Replying to both mails at once, sort of...
On 5/31/21 4:53 AM, Henri Verbeet wrote:
Yes, mostly what Matteo said.
On Fri, 28 May 2021 at 15:39, Matteo Bruni <matteo.mystral(a)gmail.com> wrote:
So this is, AFAIR, more or less what the staging
patchset did. I don't
think that we want to put the data in the command stream though.
It may not be too bad for deferred contexts, but for immediate
contexts probably not, no.
> Always copying the data from the user-provided source to some other
> storage is definitely the right choice: we don't want to block the
> application (more or less directly) to make sure that the data stays
> around until we need it. That's bad for performance for immediate
> contexts and just impossible for deferred, so not much to argue there.
> At the same time we also want to minimize the amount of copies.
> Ideally, for a GPU resource, here we'd upload the data right to the
> GPU (e.g. inside a persistently mapped buffer), ready to be used
> whenever it's time.
To clarify, when talking about uploading directly to the GPU, are you
just referring to map() here, or update_sub_resource() as well?
Does it even make sense to use a persistently mapped GPU buffer for a
resource mapped/updated by a deferred context? Obligatory disclaimer
that I don't know anything about GPU-side performance, but obviously you
can't reuse an earlier mapping for UpdateSubResource() or for DISCARD
maps, and I'm failing to understand why an application would ever use
NOOVERWRITE on a deferred context.
> For a CPU resource instead we'd copy the data
into
> its final place in sysmem (what will eventually become its
> "heap_memory"). We don't quite have the infrastructure for it at the
> moment but that would be the goal IMO.
> What you do in patch 2/2 is more along the lines of this idea. The
> sysmem allocation mechanism works okay for the time being and could be
> extended to handle other types of memory, e.g. it could eventually
> take charge of the vulkan allocator, making it generic and usable from
> GL too. I don't think it has to be managed by each deferred context
> (i.e. it should probably be per-device), although the current scheme
> has the advantage of not having to care about concurrency.
In a sense there is no "current scheme", i.e. deferred contexts are
tracking which memory belongs to which resource because that *has* to be
done per-context, but nobody's managing custom heaps. Unless I
misunderstand what's meant here?
So, at least
in my view, I'd bring the allocator bits from patch 2/2
into patch 1/2 and use that for update_sub_resource, both the deferred
and the immediate variants (the latter could be its own patch). You'd
only need the DISCARD portion for update_sub_resource, so the rest can
(and probably should) stay in the map() patch.

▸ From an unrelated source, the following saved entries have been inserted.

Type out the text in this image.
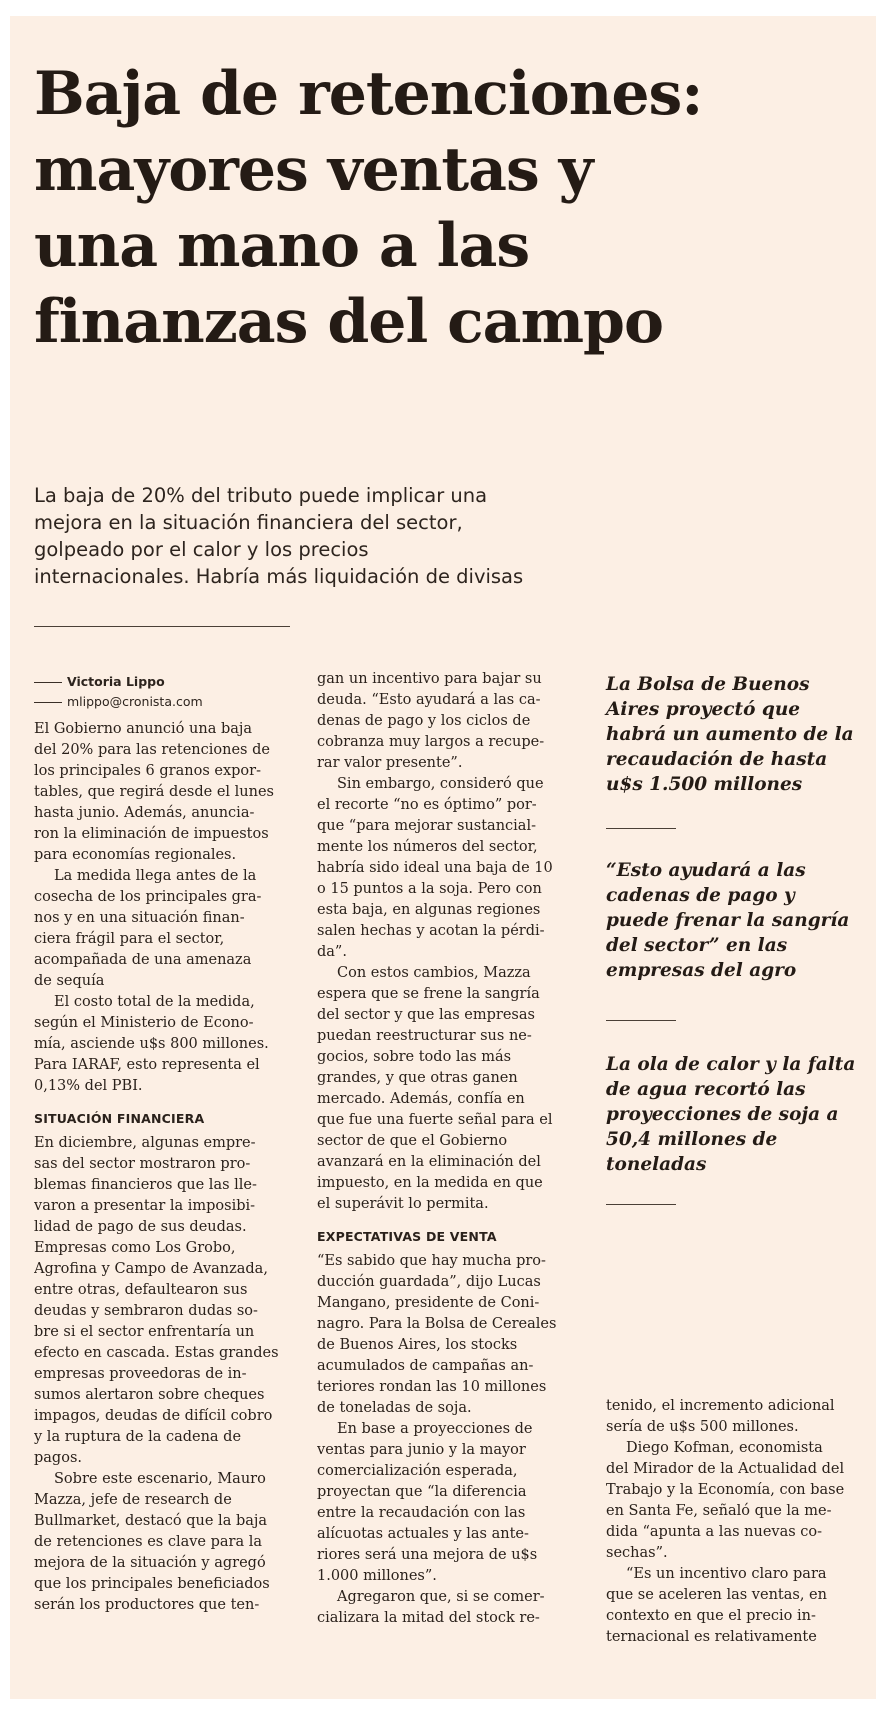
Baja de retenciones:
mayores ventas y
una mano a las
finanzas del campo

La baja de 20% del tributo puede implicar una
mejora en la situación financiera del sector,
golpeado por el calor y los precios
internacionales. Habría más liquidación de divisas

Victoria Lippo
mlippo@cronista.com

El Gobierno anunció una baja
del 20% para las retenciones de
los principales 6 granos expor-
tables, que regirá desde el lunes
hasta junio. Además, anuncia-
ron la eliminación de impuestos
para economías regionales.

La medida llega antes de la
cosecha de los principales gra-
nos y en una situación finan-
ciera frágil para el sector,
acompañada de una amenaza
de sequía

El costo total de la medida,
según el Ministerio de Econo-
mía, asciende u$s 800 millones.
Para IARAF, esto representa el
0,13% del PBI.

SITUACIÓN FINANCIERA

En diciembre, algunas empre-
sas del sector mostraron pro-
blemas financieros que las lle-
varon a presentar la imposibi-
lidad de pago de sus deudas.
Empresas como Los Grobo,
Agrofina y Campo de Avanzada,
entre otras, defaultearon sus
deudas y sembraron dudas so-
bre si el sector enfrentaría un
efecto en cascada. Estas grandes
empresas proveedoras de in-
sumos alertaron sobre cheques
impagos, deudas de difícil cobro
y la ruptura de la cadena de
pagos.

Sobre este escenario, Mauro
Mazza, jefe de research de
Bullmarket, destacó que la baja
de retenciones es clave para la
mejora de la situación y agregó
que los principales beneficiados
serán los productores que ten-

gan un incentivo para bajar su
deuda. “Esto ayudará a las ca-
denas de pago y los ciclos de
cobranza muy largos a recupe-
rar valor presente”.

Sin embargo, consideró que
el recorte “no es óptimo” por-
que “para mejorar sustancial-
mente los números del sector,
habría sido ideal una baja de 10
o 15 puntos a la soja. Pero con
esta baja, en algunas regiones
salen hechas y acotan la pérdi-
da”.

Con estos cambios, Mazza
espera que se frene la sangría
del sector y que las empresas
puedan reestructurar sus ne-
gocios, sobre todo las más
grandes, y que otras ganen
mercado. Además, confía en
que fue una fuerte señal para el
sector de que el Gobierno
avanzará en la eliminación del
impuesto, en la medida en que
el superávit lo permita.

EXPECTATIVAS DE VENTA

“Es sabido que hay mucha pro-
ducción guardada”, dijo Lucas
Mangano, presidente de Coni-
nagro. Para la Bolsa de Cereales
de Buenos Aires, los stocks
acumulados de campañas an-
teriores rondan las 10 millones
de toneladas de soja.

En base a proyecciones de
ventas para junio y la mayor
comercialización esperada,
proyectan que “la diferencia
entre la recaudación con las
alícuotas actuales y las ante-
riores será una mejora de u$s
1.000 millones”.

Agregaron que, si se comer-
cializara la mitad del stock re-

La Bolsa de Buenos
Aires proyectó que
habrá un aumento de la
recaudación de hasta
u$s 1.500 millones
“Esto ayudará a las
cadenas de pago y
puede frenar la sangría
del sector” en las
empresas del agro
La ola de calor y la falta
de agua recortó las
proyecciones de soja a
50,4 millones de
toneladas

tenido, el incremento adicional
sería de u$s 500 millones.

Diego Kofman, economista
del Mirador de la Actualidad del
Trabajo y la Economía, con base
en Santa Fe, señaló que la me-
dida “apunta a las nuevas co-
sechas”.

“Es un incentivo claro para
que se aceleren las ventas, en
contexto en que el precio in-
ternacional es relativamente
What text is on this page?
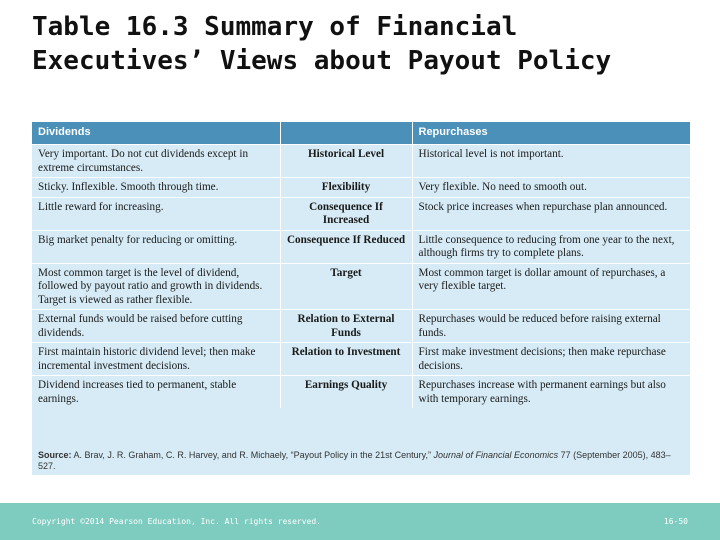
Table 16.3 Summary of Financial
Executives’ Views about Payout Policy
Dividends		Repurchases
Very important. Do not cut dividends except in extreme circumstances.	Historical Level	Historical level is not important.
Sticky. Inflexible. Smooth through time.	Flexibility	Very flexible. No need to smooth out.
Little reward for increasing.	Consequence If Increased	Stock price increases when repurchase plan announced.
Big market penalty for reducing or omitting.	Consequence If Reduced	Little consequence to reducing from one year to the next, although firms try to complete plans.
Most common target is the level of dividend, followed by payout ratio and growth in dividends. Target is viewed as rather flexible.	Target	Most common target is dollar amount of repurchases, a very flexible target.
External funds would be raised before cutting dividends.	Relation to External Funds	Repurchases would be reduced before raising external funds.
First maintain historic dividend level; then make incremental investment decisions.	Relation to Investment	First make investment decisions; then make repurchase decisions.
Dividend increases tied to permanent, stable earnings.	Earnings Quality	Repurchases increase with permanent earnings but also with temporary earnings.
Source: A. Brav, J. R. Graham, C. R. Harvey, and R. Michaely, “Payout Policy in the 21st Century,” Journal of Financial Economics 77 (September 2005), 483–527.
Copyright ©2014 Pearson Education, Inc. All rights reserved.	16-50
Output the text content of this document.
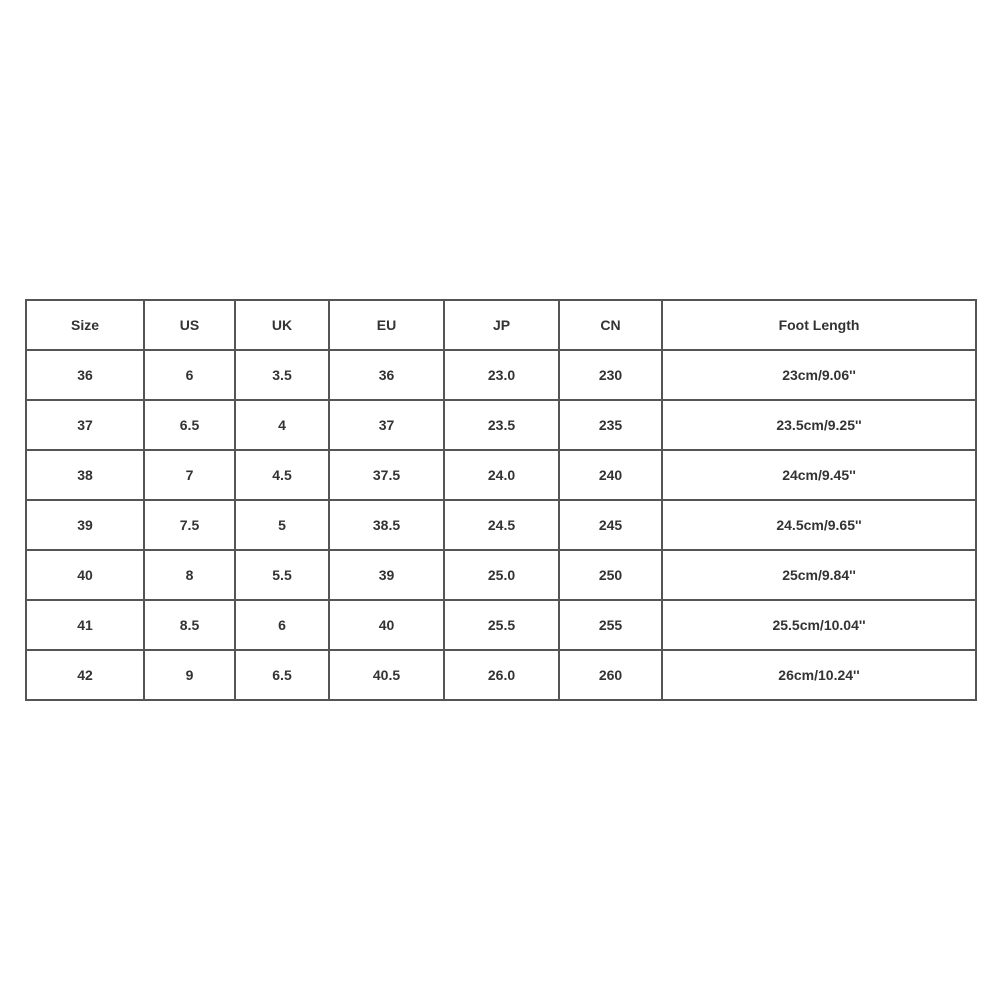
Size	US	UK	EU	JP	CN	Foot Length
36	6	3.5	36	23.0	230	23cm/9.06''
37	6.5	4	37	23.5	235	23.5cm/9.25''
38	7	4.5	37.5	24.0	240	24cm/9.45''
39	7.5	5	38.5	24.5	245	24.5cm/9.65''
40	8	5.5	39	25.0	250	25cm/9.84''
41	8.5	6	40	25.5	255	25.5cm/10.04''
42	9	6.5	40.5	26.0	260	26cm/10.24''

My (very rough) proposal for this would be to replace the "data" field
in the wined3d_cs_update_sub_resource structure with a
wined3d_bo_address, and then introduce something like the following:
static bool wined3d_device_context_get_upload_bo(struct
wined3d_device_context *context,
struct wined3d_resource *resource, unsigned int
sub_resource_idx, const struct wined3d_box *box,
uint32_t flags, struct wined3d_bo_address *address, void **map_ptr)
{
...
}
This function strikes me as more than a little confusing, party because
it seems to be returning two partially overlapping things, with mostly
different usages...
i.e. I'd presume the idea is for
wined3d_device_context_update_sub_resource() to retrieve this and then
call something like wined3d_context_copy_bo_address() to copy from
sysmem, which makes sense, but then what are we doing with map_ptr?
Or, if we use this in wined3d_device_context_map(), couldn't we just
call wined3d_context_map_bo_address() on the returned wined3d_bo_address?
For deferred contexts you should then be able to do something
(conceptually) very similar to patch 2/2, and in the end we may not
even need map/unmap/update_sub_resource in the
wined3d_device_context_ops structure.
We'd still presumably need an unmap, though, unless the idea above is to
*always* allocate new (GPU or CPU) memory, which seems like a much
bigger step.
Unless I'm misreading things, this also seems to imply that
*_resource_sub_resource_map() shouldn't exist anymore, right?